By Noel Mwakugu
BBC News website, Nairobi
Public toilets and the bathrooms in restaurants have never been so popular in Nakuru, Kenya's fourth largest town as they are today.
Several arrests have been made since the ban came into force
At lunchtime most cubicles are jam packed and on occasions people have to queue to access them, but most though are there for the wrong reason - smoking.
Since the council authorities passed a by-law banning smoking in public places, the toilets have become an "acceptable" safe haven for cigarette consumers.
Lighting up a cigarette on the streets of the town - famous for its generous population of flamingos on the nearby lake - can land you in jail or lead to a fine of up to $140.
"The threat is real, several people have been arrested here at the bus terminus this week for just lighting up a cigarette and I have to take precautions," said Mike Gaithuma, one of the residents now using public toilets as a smoking venue.
Mr Gaithuma is however unhappy that the new by-law was passed without wide consultations and now wants its implementation put on hold.
"We may be a few smokers but it is only fair that the council designates areas where we can smoke freely before introducing such a law," Mr Gaithuma said.
Last year, the High Court suspended a controversial ban on smoking in public places across Kenya by the Ministry of Health.

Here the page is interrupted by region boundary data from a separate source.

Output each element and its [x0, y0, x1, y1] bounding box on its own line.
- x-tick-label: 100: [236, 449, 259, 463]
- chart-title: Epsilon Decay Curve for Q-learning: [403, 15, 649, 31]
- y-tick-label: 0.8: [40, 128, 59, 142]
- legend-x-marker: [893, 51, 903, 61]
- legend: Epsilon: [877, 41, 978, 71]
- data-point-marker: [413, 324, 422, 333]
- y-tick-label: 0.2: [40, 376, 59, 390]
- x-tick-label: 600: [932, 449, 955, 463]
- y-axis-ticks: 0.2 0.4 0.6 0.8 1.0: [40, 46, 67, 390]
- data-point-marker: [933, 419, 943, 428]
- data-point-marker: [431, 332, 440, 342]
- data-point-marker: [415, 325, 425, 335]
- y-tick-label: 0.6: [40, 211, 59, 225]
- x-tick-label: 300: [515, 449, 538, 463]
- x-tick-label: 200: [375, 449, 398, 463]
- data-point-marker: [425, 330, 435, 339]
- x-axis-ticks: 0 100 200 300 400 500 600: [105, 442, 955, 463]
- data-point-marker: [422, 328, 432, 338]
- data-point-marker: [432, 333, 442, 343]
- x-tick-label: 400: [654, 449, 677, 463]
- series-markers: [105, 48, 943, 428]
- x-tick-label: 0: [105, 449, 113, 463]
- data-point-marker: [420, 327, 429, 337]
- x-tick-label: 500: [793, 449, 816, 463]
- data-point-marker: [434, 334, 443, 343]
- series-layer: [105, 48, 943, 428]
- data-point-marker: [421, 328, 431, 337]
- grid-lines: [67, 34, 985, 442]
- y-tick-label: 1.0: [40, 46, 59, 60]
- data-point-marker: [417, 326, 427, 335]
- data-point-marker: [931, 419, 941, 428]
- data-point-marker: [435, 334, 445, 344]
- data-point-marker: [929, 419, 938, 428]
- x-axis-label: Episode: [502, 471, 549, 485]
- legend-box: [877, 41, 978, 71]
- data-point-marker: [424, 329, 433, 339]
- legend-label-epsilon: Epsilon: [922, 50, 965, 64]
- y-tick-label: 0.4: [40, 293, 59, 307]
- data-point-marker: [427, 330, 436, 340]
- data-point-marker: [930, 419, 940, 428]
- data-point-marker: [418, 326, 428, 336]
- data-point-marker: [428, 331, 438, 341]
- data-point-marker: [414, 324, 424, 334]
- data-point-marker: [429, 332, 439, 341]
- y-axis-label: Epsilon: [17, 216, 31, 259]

Health Minister Charity Ngilu who issued the directive said it was aimed at reducing the number of tobacco-related deaths.
Anyone found smoking in offices, bus stations, airports and sports venues would be fined $700 (£375) or face six months in jail, according to the suspended law.
Nakuru Municipal Council however argues that it is within their right to implement a by-law that bans smoking in public.
"We received lot of complaints from people about smoking at social places and they called on us to put in place regulation that will address their concerns," Simon Kiarie, the Director of Environment at the council told the BBC News website.
Mr Kiarie said the by-law which came to effect in April this year, will target offenders at markets, bus stations, cinema halls and within public offices.
"We hope that people will co-operate with the council so that we avoid unnecessary conflict," Mr Kiarie said.
Plans are under way to involve stakeholders who include cigarette manufacturers and hotel industry players who will be required to provide secluded places.
But residents in Nakuru are divided on plans to provide the special areas within the town.
"I think our taxes should not be wasted to erect these areas, most smokers do not respect the rights of other people, and they should just smoke in their homes" Alice Karimi an expectant mother said.
But Cyrus Maina, tout at the main bus station says that it only fair that the smokers were also allowed to exercise their freedom but in an orderly manner.
"I used to smoke but stopped after I developed health problems. However it is an individual's choice to smoke, it is only fair that special areas are provided for them" Mr Maina said.
Hawkers within the central business district report that cigarette sales have reduced since the by-law came to effect.
"I used to sell at least 10 packets of cigarettes in a day but in the past two weeks I hardly sell three packets. Something should be done otherwise we will suffer due to loss of income," said George Juma, who runs a kiosk on Nakuru's Kenyatta Avenue.
Mr Juma says many people are afraid of buying cigarettes since they are convinced that it is now illegal.
But the by-law is not aimed at totally banning smoking, according to Mr Kiarie, the council's director of environment.
British American Tobacco Company (BAT), the largest cigarette manufacturer in Kenya, says it is watching the developments in Nakuru.
BAT's communications manager Maureen Sande said since Kenya is in the process of reviewing tobacco regulations, the company does not wish to react to the move taken by Nakuru Municipal council.